- 37°51′36″S 144°59′33″E﻿ / ﻿37.8600°S 144.9924°E
- Location: 10 Chapel Street, St Kilda East, Victoria, Australia

Commonwealth Heritage List
- Official name: Artillery Orderly Room / Drill Hall
- Type: Listed place (Historic)
- Designated: 22 June 2004
- Reference no.: 105175

= St Kilda Artillery Orderly Room and Drill Hall =

St Kilda Artillery Orderly Room and Drill Hall is a heritage-listed military installation at 10 Chapel Street, St Kilda East, Victoria, Australia. It was added to the Australian Commonwealth Heritage List on 22 June 2004.

== Description ==
As with all orderly rooms built at this time, the St Kilda East building is of weatherboard construction with corrugated iron roofs. The roof is mainly gabled over the main building, with skillions over rear office areas, and a hipped roof end at the north west of the building. Windows are a combination of double-hung twelve-pane sashes, and casements. Doors are four-panel solid timber, and there are roller doors on the southern side. Porches, gables, window surrounds, a string course connecting window heads on the main facade, and the massing of the structure provide the visual interest to what is otherwise a large, plain building. The closely linked group of three upper windows on the main facade is unusual. There are vents to the gable facades. Unlike the other orderly rooms built in the 1880s, with the exception of Carlton (1888), St Kilda has metal roof trusses allowing a wider roof span and hence hall width. The original side wings are slightly different to each other, avoiding a monotonous rigid symmetry.

The other buildings include the 1889 residence which is weatherboard with a hipped and gabled roof, 1935 brick offices/classrooms, 1935 brick garages, a c. Second World War store clad with asbestos-cement sheeting, a small garden store, a small brick flammable store, an early 1900s store clad with weatherboards, an iron-clad store, and a 1915 store/toilet clad with weatherboards.

The orderly room/drill hall is one of 439 such buildings erected in Australia. Of these, 142 are known to survive, and of these 46 are in Victoria. Some others built around the time of St Kilda are as follows. Fort Queenscliff, 1882–83, is more modest. East Melbourne and Richmond, 1860s, were later added to. Ballarat's, like St Kilda's, is large. Bendigo, built 1880s, is now substantially altered. Castlemaine, 1889, is similar to St Kilda. Geelong, 1899, is more decorative. Kyneton, built 1903, is restrained and austere.

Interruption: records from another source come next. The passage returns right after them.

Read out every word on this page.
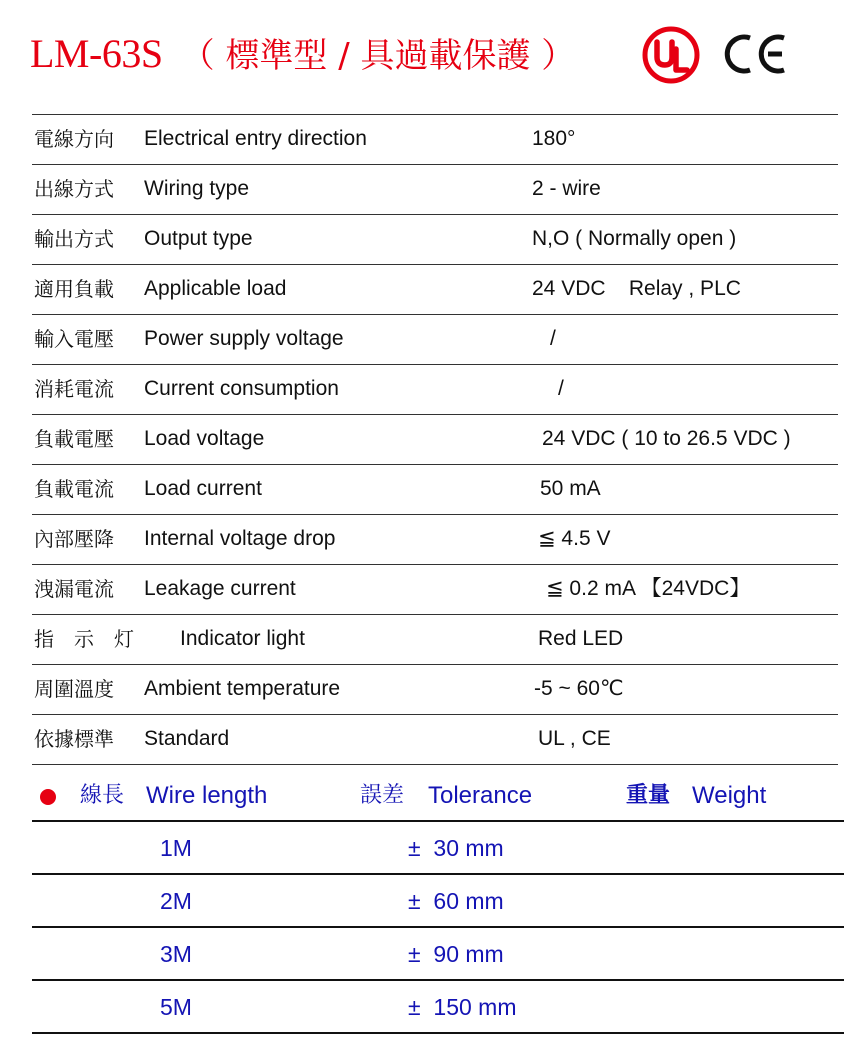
LM-63S （ 標準型 / 具過載保護 ）
電線方向 Electrical entry direction	180°
出線方式 Wiring type	2 - wire
輸出方式 Output type	N,O ( Normally open )
適用負載 Applicable load	24 VDC    Relay , PLC
輸入電壓 Power supply voltage	/
消耗電流 Current consumption	/
負載電壓 Load voltage	24 VDC ( 10 to 26.5 VDC )
負載電流 Load current	50 mA
內部壓降 Internal voltage drop	≦ 4.5 V
洩漏電流 Leakage current	≦ 0.2 mA 【24VDC】
指　示　灯 Indicator light	Red LED
周圍溫度 Ambient temperature	-5 ~ 60℃
依據標準 Standard	UL , CE
線長 Wire length	誤差 Tolerance	重量 Weight
1M	±  30 mm
2M	±  60 mm
3M	±  90 mm
5M	±  150 mm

The St Kilda building is the largest surviving nineteenth century timber drill hall in metropolitan Melbourne and is a very good example of its type. It also helps to illustrate the function of a militia field artillery drill hall of the late nineteenth century. Whereas regular forces had parade grounds, citizen forces had to train mainly at night and needed shelter and light. The place is distinctive too for the unusual attached gun park.

The building is part of a group of important churches and other buildings in a significant urban area, and thus it contributes to the local streetscape.

=== Condition ===

The main building and outbuildings are apparently externally intact and in good condition, except that the gable timber decoration has been lost. The building may have been painted relatively recently. (July 2002)

== Heritage listing ==
The Artillery Orderly Room/Drill Hall, dating from 1889, is historically significant. It is associated with the development of military forces in Victoria during the nineteenth century, the Sargood reforms in Victoria during the 1880s and the evolution of paid citizen forces, and the long period following Commonwealth assumption of responsibility for defence matters.

The building helps to reflect the experience of citizen forces. Whereas regular personnel had parade grounds, citizen forces had to train mainly at night and required large, covered spaces providing shelter and light. Consequently, the building illustrates the function of a militia field artillery orderly room/drill hall of the late nineteenth century.

The building is the largest surviving nineteenth century timber drill hall in metropolitan Melbourne, and is significant as a representative example of a large scale building of this type. While the structure has a strong functional character, the design is brought alive by decorative window and door treatments, the string course to the main facade and the unusual linked group of upper windows, as well as the gabled extension. The metal roof trusses set it apart from many of its contemporaries, as does the attached gun park.

Further significance is added through the association with Sir Frederick Thomas Sargood. Sargood rose from a volunteer private to become a commanding officer, but more importantly he was Victoria's first Defence Minister and he introduced reforms significant to the colony's defence reorganisation. He played a range of roles in Victorian politics, and was later elected to the first Commonwealth Senate in 1901.

The Drill Hall is located in a precinct of churches and other notable buildings and it contributes to the streetscape of this significant part of Melbourne.